Senate GOP to discuss Moore strategy Wednesday if he wins
Senate Republicans are preparing to hold a closed-door caucus meeting on Wednesday to discuss what to do about GOP Senate candidate Roy Moore if he wins the special election in Alabama.
Sen. John Cornyn (R-Texas), the No. 2 Senate Republican, confirmed that Majority Leader Mitch McConnell (R-Ky.) has called a closed-door caucus meeting for 10 a.m.
“I think that’s part of the discussion, yes,” he said, asked by The Hill if Republicans would use the meeting to talk about the outcome of the Alabama special election.
A spokesman for McConnell — asked if Republicans would discuss anything else including their tax bill or government funding strategy during the meeting — declined to comment until after the Alabama Senate race is called.
{mosads}Polls in Alabama will close at 8 p.m. eastern time on Tuesday night.
The impromptu meeting comes as Senate Republicans have been tightlipped about what they will do about Moore if he wins Tuesday’s special election in Alabama.
McConnell and other top GOP senators have predicted that he will face an Ethics Committee investigation after several women came forward and said Moore pursued relationships with them when they were teenagers and he was in his 30s.
Under a 1960s Supreme Court decision, Republicans are required to seat Moore, who has denied wrongdoing, if he wins.
Sen. Cory Gardner (R-Colo.), the chairman of the National Republican Senatorial Committee, has called on the Senate to hold an expulsion vote if Moore wins. But the last time the Senate expelled a member was in 1862 for supporting the Confederacy, and GOP senators haven’t rushed to back Gardner.

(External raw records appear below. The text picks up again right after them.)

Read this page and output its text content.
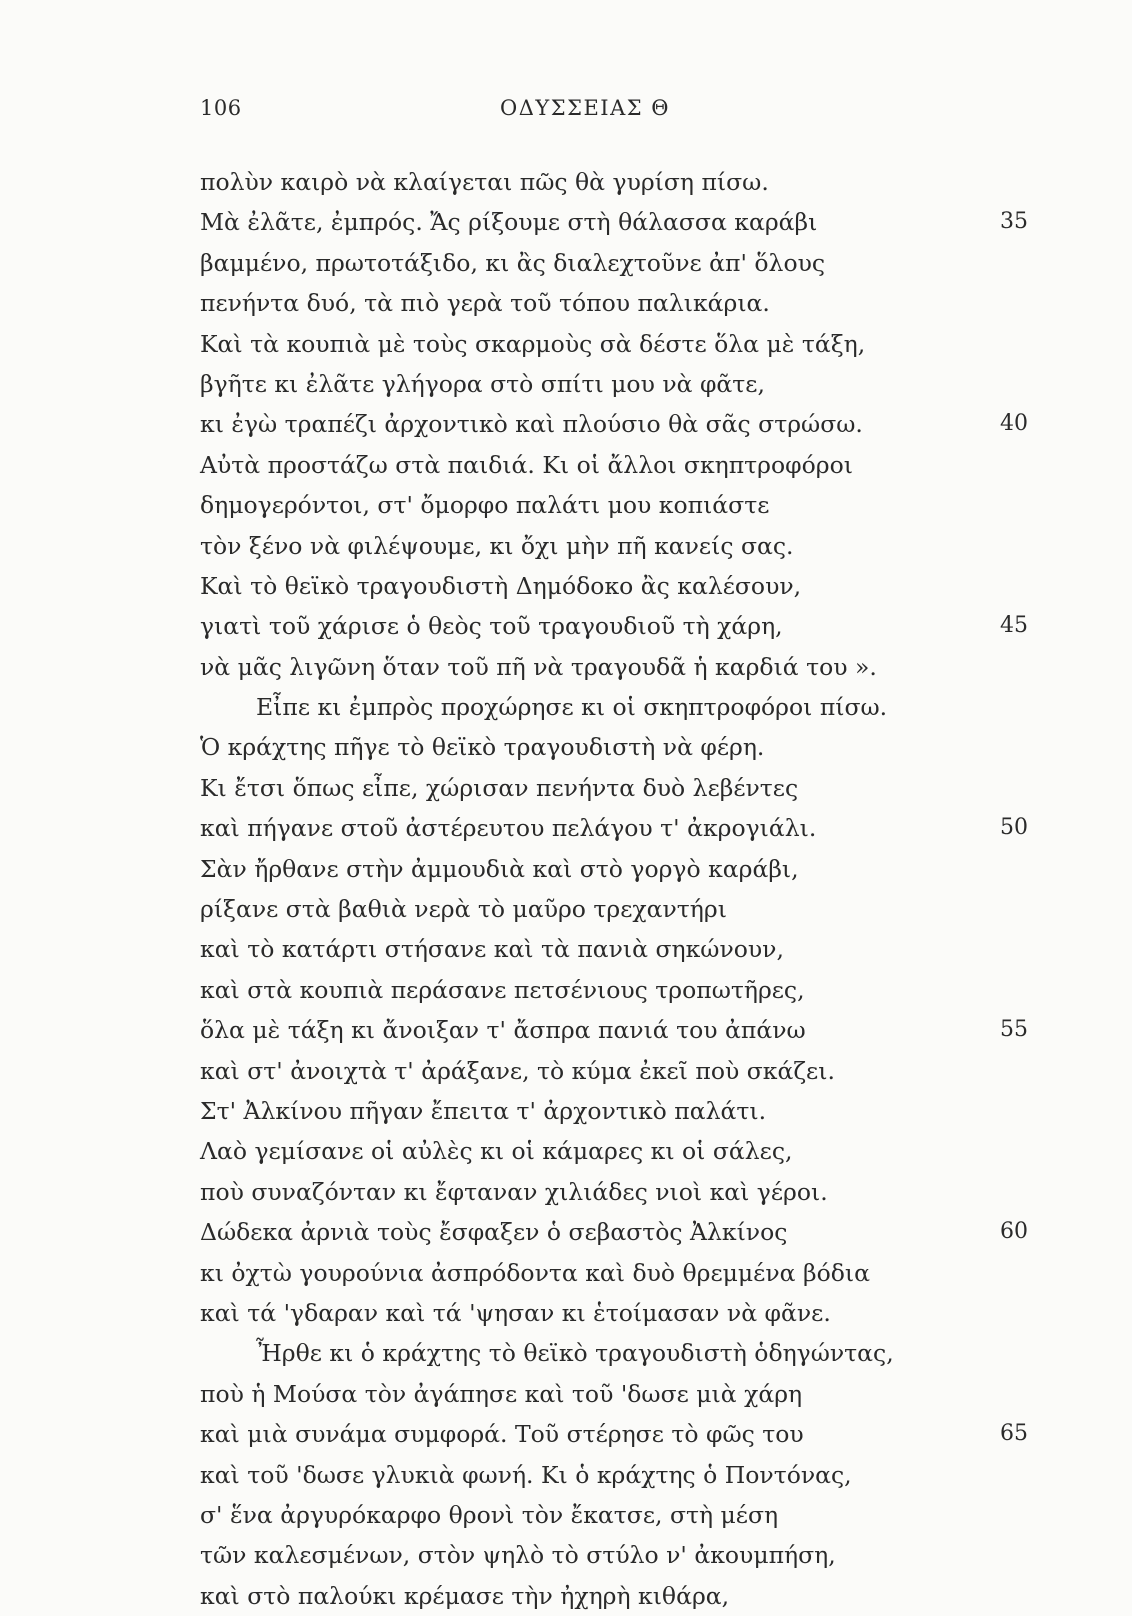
106	ΟΔΥΣΣΕΙΑΣ Θ
πολὺν καιρὸ νὰ κλαίγεται πῶς θὰ γυρίση πίσω.
Μὰ ἐλᾶτε, ἐμπρός. Ἄς ρίξουμε στὴ θάλασσα καράβι	35
βαμμένο, πρωτοτάξιδο, κι ἂς διαλεχτοῦνε ἀπ' ὅλους
πενήντα δυό, τὰ πιὸ γερὰ τοῦ τόπου παλικάρια.
Καὶ τὰ κουπιὰ μὲ τοὺς σκαρμοὺς σὰ δέστε ὅλα μὲ τάξη,
βγῆτε κι ἐλᾶτε γλήγορα στὸ σπίτι μου νὰ φᾶτε,
κι ἐγὼ τραπέζι ἀρχοντικὸ καὶ πλούσιο θὰ σᾶς στρώσω.	40
Αὐτὰ προστάζω στὰ παιδιά. Κι οἱ ἄλλοι σκηπτροφόροι
δημογερόντοι, στ' ὄμορφο παλάτι μου κοπιάστε
τὸν ξένο νὰ φιλέψουμε, κι ὄχι μὴν πῆ κανείς σας.
Καὶ τὸ θεϊκὸ τραγουδιστὴ Δημόδοκο ἂς καλέσουν,
γιατὶ τοῦ χάρισε ὁ θεὸς τοῦ τραγουδιοῦ τὴ χάρη,	45
νὰ μᾶς λιγῶνη ὅταν τοῦ πῆ νὰ τραγουδᾶ ἡ καρδιά του ».
Εἶπε κι ἐμπρὸς προχώρησε κι οἱ σκηπτροφόροι πίσω.
Ὁ κράχτης πῆγε τὸ θεϊκὸ τραγουδιστὴ νὰ φέρη.
Κι ἔτσι ὅπως εἶπε, χώρισαν πενήντα δυὸ λεβέντες
καὶ πήγανε στοῦ ἀστέρευτου πελάγου τ' ἀκρογιάλι.	50
Σὰν ἤρθανε στὴν ἀμμουδιὰ καὶ στὸ γοργὸ καράβι,
ρίξανε στὰ βαθιὰ νερὰ τὸ μαῦρο τρεχαντήρι
καὶ τὸ κατάρτι στήσανε καὶ τὰ πανιὰ σηκώνουν,
καὶ στὰ κουπιὰ περάσανε πετσένιους τροπωτῆρες,
ὅλα μὲ τάξη κι ἄνοιξαν τ' ἄσπρα πανιά του ἀπάνω	55
καὶ στ' ἀνοιχτὰ τ' ἀράξανε, τὸ κύμα ἐκεῖ ποὺ σκάζει.
Στ' Ἀλκίνου πῆγαν ἔπειτα τ' ἀρχοντικὸ παλάτι.
Λαὸ γεμίσανε οἱ αὐλὲς κι οἱ κάμαρες κι οἱ σάλες,
ποὺ συναζόνταν κι ἔφταναν χιλιάδες νιοὶ καὶ γέροι.
Δώδεκα ἀρνιὰ τοὺς ἔσφαξεν ὁ σεβαστὸς Ἀλκίνος	60
κι ὀχτὼ γουρούνια ἀσπρόδοντα καὶ δυὸ θρεμμένα βόδια
καὶ τά 'γδαραν καὶ τά 'ψησαν κι ἑτοίμασαν νὰ φᾶνε.
Ἦρθε κι ὁ κράχτης τὸ θεϊκὸ τραγουδιστὴ ὁδηγώντας,
ποὺ ἡ Μούσα τὸν ἀγάπησε καὶ τοῦ 'δωσε μιὰ χάρη
καὶ μιὰ συνάμα συμφορά. Τοῦ στέρησε τὸ φῶς του	65
καὶ τοῦ 'δωσε γλυκιὰ φωνή. Κι ὁ κράχτης ὁ Ποντόνας,
σ' ἕνα ἀργυρόκαρφο θρονὶ τὸν ἔκατσε, στὴ μέση
τῶν καλεσμένων, στὸν ψηλὸ τὸ στύλο ν' ἀκουμπήση,
καὶ στὸ παλούκι κρέμασε τὴν ἠχηρὴ κιθάρα,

GOP senators are also expected to discuss if they want to give Moore committee assignments or invite him into the caucus’s closed-door policy lunches.
McConnell sidestepped a question earlier Tuesday about if he would give Moore a spot on the Senate’s committees.
“All of those are good questions for tomorrow. And we await the outcome of the Alabama Senate race,” he told reporters.
“I think all of that’s going to be a part of the discussion, but no judgements made [yet],” he said.